Pourtant, Rodion tue, et il en est le premier surpris. Il tue une deuxième fois, malgré lui, par un engrenage, par obligation, pour résoudre un problème fâcheux. Il est tout autant surpris d'assassiner que de s'en sortir sans se faire prendre. Le voilà assassin. Et alors les idées de grandeur disparaissent, s'éteignent en lui en même temps que le cœur de la vieille. Le voilà oppressé par son propre crime, dépassé comme si son corps avait agi avant que son esprit y soit tout à fait résolu. Ce crime le rend malade. Il a la fièvre, se sépare des bijoux volés, commet des erreurs. Sont-ce des erreurs ? S'il est résolu à ne pas se dénoncer, une part de lui le veut si fort qu'il ne peut s'empêcher de retourner sur les lieux du crime, de trop parler. Et le lecteur, parce que la description de Aliona Ivanova ne peut lui permettre de compatir ni de s'indigner, déplore tant de maladresse. Voilà qui est prodigieux : Dostoïevski fait en sorte que le lecteur, pris lui aussi dans cette fièvre de puissance,  puisse vouloir conseiller à Rodia de rester prudent, de ne point se faire prendre, et même de disposer de l'argent. C'est si bête, un crime pour rien. Qu'au moins la sale besogne lui serve !

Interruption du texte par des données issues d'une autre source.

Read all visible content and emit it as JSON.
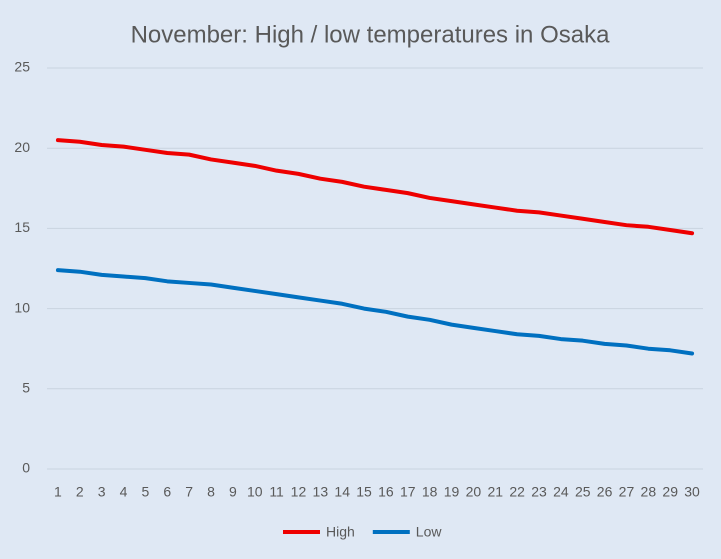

Mais non, Rodia a voulu tuer, se sentir Napoléon, mais il n'en n'a ni les épaules ni la hardiesse. Le crime l'a affaibli plutôt que de l'enrichir. Le voici tourmenté, oppressé, aliéné, harcelé par son crime. Pris de remords, rongé par la culpabilité, il sombre dans la folie qui se matérialise en paranoïa : tout le monde sait qu'il a tué, c'est presque inscrit sur son front. Chaque mot qu'il entend le ramène à son crime. Sa culpabilité devient un calvaire, son châtiment.

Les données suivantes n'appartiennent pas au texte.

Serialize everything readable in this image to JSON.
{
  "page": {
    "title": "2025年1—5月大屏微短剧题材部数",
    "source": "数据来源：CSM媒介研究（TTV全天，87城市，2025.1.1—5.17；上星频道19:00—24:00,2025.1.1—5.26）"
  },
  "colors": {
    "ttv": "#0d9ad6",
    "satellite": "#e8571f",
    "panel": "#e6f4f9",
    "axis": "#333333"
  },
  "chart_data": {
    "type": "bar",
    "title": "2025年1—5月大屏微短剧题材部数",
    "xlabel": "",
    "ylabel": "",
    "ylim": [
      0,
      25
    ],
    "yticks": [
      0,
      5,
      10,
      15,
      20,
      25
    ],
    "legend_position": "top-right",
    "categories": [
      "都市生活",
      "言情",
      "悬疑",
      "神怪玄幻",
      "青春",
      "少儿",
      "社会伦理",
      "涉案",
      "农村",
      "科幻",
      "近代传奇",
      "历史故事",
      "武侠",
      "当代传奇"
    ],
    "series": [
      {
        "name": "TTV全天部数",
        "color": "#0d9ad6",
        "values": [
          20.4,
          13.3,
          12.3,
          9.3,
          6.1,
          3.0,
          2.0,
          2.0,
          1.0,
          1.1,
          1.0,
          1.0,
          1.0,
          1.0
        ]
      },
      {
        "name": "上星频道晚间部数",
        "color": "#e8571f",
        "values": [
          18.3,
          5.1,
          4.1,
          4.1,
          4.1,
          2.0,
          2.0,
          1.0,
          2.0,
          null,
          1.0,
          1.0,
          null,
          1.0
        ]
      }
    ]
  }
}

Le secret devient si lourd à porter qu'il faut qu'il le partage. Il rencontre Sofia Semionovna, une prostituée dont il tombe environ amoureux. J'écris « environ » parce que cet amour est opportun : il lui fallait rencontrer quelqu'un de bon, de généreux, quelqu'un qui puisse entendre qu'il a tué et l'inciter à se rendre.

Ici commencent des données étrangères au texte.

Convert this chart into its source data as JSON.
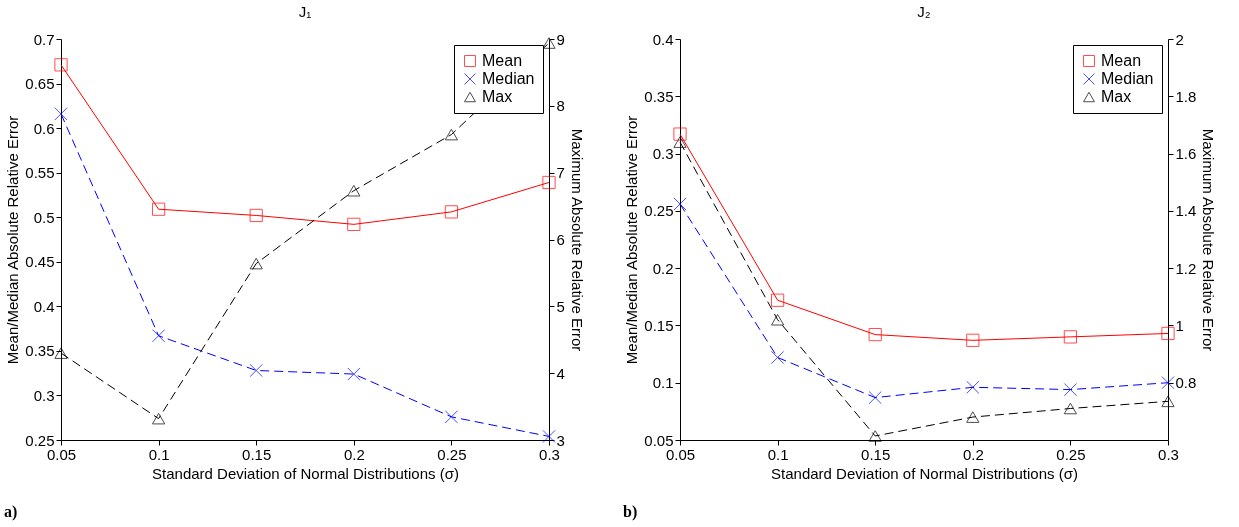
{
  "chart_data": [
    {
      "type": "line",
      "title": "J₁",
      "xlabel": "Standard Deviation of Normal Distributions (σ)",
      "ylabel": "Mean/Median Absolute Relative Error",
      "y2label": "Maximum Absolute Relative Error",
      "x": [
        0.05,
        0.1,
        0.15,
        0.2,
        0.25,
        0.3
      ],
      "xlim": [
        0.05,
        0.3
      ],
      "xticks": [
        0.05,
        0.1,
        0.15,
        0.2,
        0.25,
        0.3
      ],
      "ylim": [
        0.25,
        0.7
      ],
      "yticks": [
        0.25,
        0.3,
        0.35,
        0.4,
        0.45,
        0.5,
        0.55,
        0.6,
        0.65,
        0.7
      ],
      "y2lim": [
        3,
        9
      ],
      "y2ticks": [
        3,
        4,
        5,
        6,
        7,
        8,
        9
      ],
      "grid": false,
      "legend": "top right",
      "series": [
        {
          "name": "Mean",
          "color": "#ff0000",
          "marker": "square",
          "line_style": "solid",
          "values": [
            0.671,
            0.509,
            0.502,
            0.492,
            0.506,
            0.539
          ]
        },
        {
          "name": "Median",
          "color": "#0000ff",
          "marker": "cross",
          "line_style": "dashed",
          "values": [
            0.616,
            0.367,
            0.328,
            0.324,
            0.276,
            0.254
          ]
        },
        {
          "name": "Max",
          "color": "#000000",
          "marker": "triangle",
          "line_style": "dashed",
          "axis": "y2",
          "values": [
            4.3,
            3.32,
            5.64,
            6.73,
            7.57,
            8.94
          ]
        }
      ],
      "annotations": [
        "a)"
      ]
    },
    {
      "type": "line",
      "title": "J₂",
      "xlabel": "Standard Deviation of Normal Distributions (σ)",
      "ylabel": "Mean/Median Absolute Relative Error",
      "y2label": "Maximum Absolute Relative Error",
      "x": [
        0.05,
        0.1,
        0.15,
        0.2,
        0.25,
        0.3
      ],
      "xlim": [
        0.05,
        0.3
      ],
      "xticks": [
        0.05,
        0.1,
        0.15,
        0.2,
        0.25,
        0.3
      ],
      "ylim": [
        0.05,
        0.4
      ],
      "yticks": [
        0.05,
        0.1,
        0.15,
        0.2,
        0.25,
        0.3,
        0.35,
        0.4
      ],
      "y2lim": [
        0.6,
        2
      ],
      "y2ticks": [
        0.8,
        1,
        1.2,
        1.4,
        1.6,
        1.8,
        2
      ],
      "grid": false,
      "legend": "top right",
      "series": [
        {
          "name": "Mean",
          "color": "#ff0000",
          "marker": "square",
          "line_style": "solid",
          "values": [
            0.317,
            0.172,
            0.142,
            0.137,
            0.14,
            0.143
          ]
        },
        {
          "name": "Median",
          "color": "#0000ff",
          "marker": "cross",
          "line_style": "dashed",
          "values": [
            0.256,
            0.122,
            0.087,
            0.096,
            0.094,
            0.1
          ]
        },
        {
          "name": "Max",
          "color": "#000000",
          "marker": "triangle",
          "line_style": "dashed",
          "axis": "y2",
          "values": [
            1.64,
            1.02,
            0.614,
            0.68,
            0.71,
            0.735
          ]
        }
      ],
      "annotations": [
        "b)"
      ]
    }
  ]
}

Il n'est pas le surhomme qu'il croyait être. Il n'aura été puissant qu'en pensée, et le meurtre l'aura rendu lâche : il n'est pas assez fort pour supporter, pour vivre avec le crime qu'il a commis. L'admirateur de Napoléon devient un petit être tremblant d'effroi face à sa culpabilité, incapable de triompher ni de jouir de son crime. Piètre surhomme qui ne l'est qu'en idée et qu'un premier acte effraie au point qu'il le regrette. Le voilà pris dans une atmosphère oppressante, anxiogène, harassante pour sa santé mentale. Bien sûr, la vanité, l'orgueil du surpuissant ne s'éteignent pas subitement. Raskolnikov garde ses audaces et ses arrogances, qui ne sont même pas des poses mais sa manière d'être. S'il est capable de calculs et de ruses pour ne pas se faire prendre, elles sont limitées par son caractère, demeuré en fond ce qu'il est. Et sans doute que ce tempérament, fier et froid, précipitera sa perte, fera qu'il sera soupçonné. Il ne sait pas feindre tout à fait. Il reste trop fier pour s'avouer cela d'un coup. Pourtant, le doute est là : il n'est pas un grand homme, au fond. Aucune gloire dans le meurtre d'une vieille femme sans défense,  c'est peut-être même une lâcheté, une vilénie dont Napoléon ne se serait pas enorgueilli. Après des jours de réflexion, de torture mentale, de prison intérieure, l'acte superbe devient un fardeau, une honte, une ignominie.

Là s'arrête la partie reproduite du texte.